Given a novel 3D scene, we want to populate it with realistic digital humans performing actions that make sense. Here, POSA [ ] automatically places SMPL-X bodies in a 3D scene using a novel body-centric human-scene interaction model. These bodies are then replaced by commercial 3D scans.
Much of the work in Perceiving Systems focuses on the capture and modeling of humans and their motion. How do we know if our models are any good? What does it mean to have a good model of humans and their behavior? We argue for something akin to a Turing Test for avatars.

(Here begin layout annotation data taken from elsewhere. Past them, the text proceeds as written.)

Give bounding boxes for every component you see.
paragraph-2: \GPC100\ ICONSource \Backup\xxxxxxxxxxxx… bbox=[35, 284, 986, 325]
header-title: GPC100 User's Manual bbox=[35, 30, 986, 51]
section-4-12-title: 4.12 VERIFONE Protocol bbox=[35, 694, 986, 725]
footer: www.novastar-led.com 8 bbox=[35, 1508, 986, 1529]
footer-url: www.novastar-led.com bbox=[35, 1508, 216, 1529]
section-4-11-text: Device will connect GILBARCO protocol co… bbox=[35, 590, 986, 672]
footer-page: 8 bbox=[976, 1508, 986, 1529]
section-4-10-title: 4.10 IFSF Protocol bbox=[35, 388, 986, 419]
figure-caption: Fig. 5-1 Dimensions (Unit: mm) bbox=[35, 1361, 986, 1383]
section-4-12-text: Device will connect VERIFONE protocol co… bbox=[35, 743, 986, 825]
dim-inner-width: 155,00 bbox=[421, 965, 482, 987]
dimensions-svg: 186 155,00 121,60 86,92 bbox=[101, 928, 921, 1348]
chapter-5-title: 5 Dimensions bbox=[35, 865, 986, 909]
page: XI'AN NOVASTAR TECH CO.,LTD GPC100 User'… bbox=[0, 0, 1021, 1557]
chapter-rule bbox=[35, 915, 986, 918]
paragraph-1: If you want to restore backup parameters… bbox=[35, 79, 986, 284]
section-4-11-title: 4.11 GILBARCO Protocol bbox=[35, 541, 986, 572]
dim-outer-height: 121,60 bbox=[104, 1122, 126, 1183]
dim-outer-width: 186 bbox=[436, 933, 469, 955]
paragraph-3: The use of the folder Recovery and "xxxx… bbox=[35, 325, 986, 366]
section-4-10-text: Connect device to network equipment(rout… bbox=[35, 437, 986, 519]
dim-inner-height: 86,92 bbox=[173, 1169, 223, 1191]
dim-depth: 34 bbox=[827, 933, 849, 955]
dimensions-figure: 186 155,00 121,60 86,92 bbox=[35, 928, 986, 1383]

Specifically, given a novel 3D scene, a digital human should be able to interact with that scene in a way that is indistinguishable from real human behavior. We initiated this new line of research in 2021 with our paper on "Generating 3D People in Scenes without People" [ ] and believe that it will be critical to many applications including computer games, animation, XR, and the Metaverse.
While these applications are important, our interest in putting people into scenes is deeper. Our ability, as humans, to perceive and interact with the world is essential for survival and at the core of what it means to be human. If we can model how virtual 3D people interact with 3D scenes, we will have a testable model of ourselves.
This is fundamentally an AI-complete problem and, consequently, is a long-term research goal. While fully realistic digital humans remain may be far off, we are making concrete progress today. Our core research is focused in two directions: neural rendering to create realistic looking humans and putting 3D people into 3D scenes with natural behavior.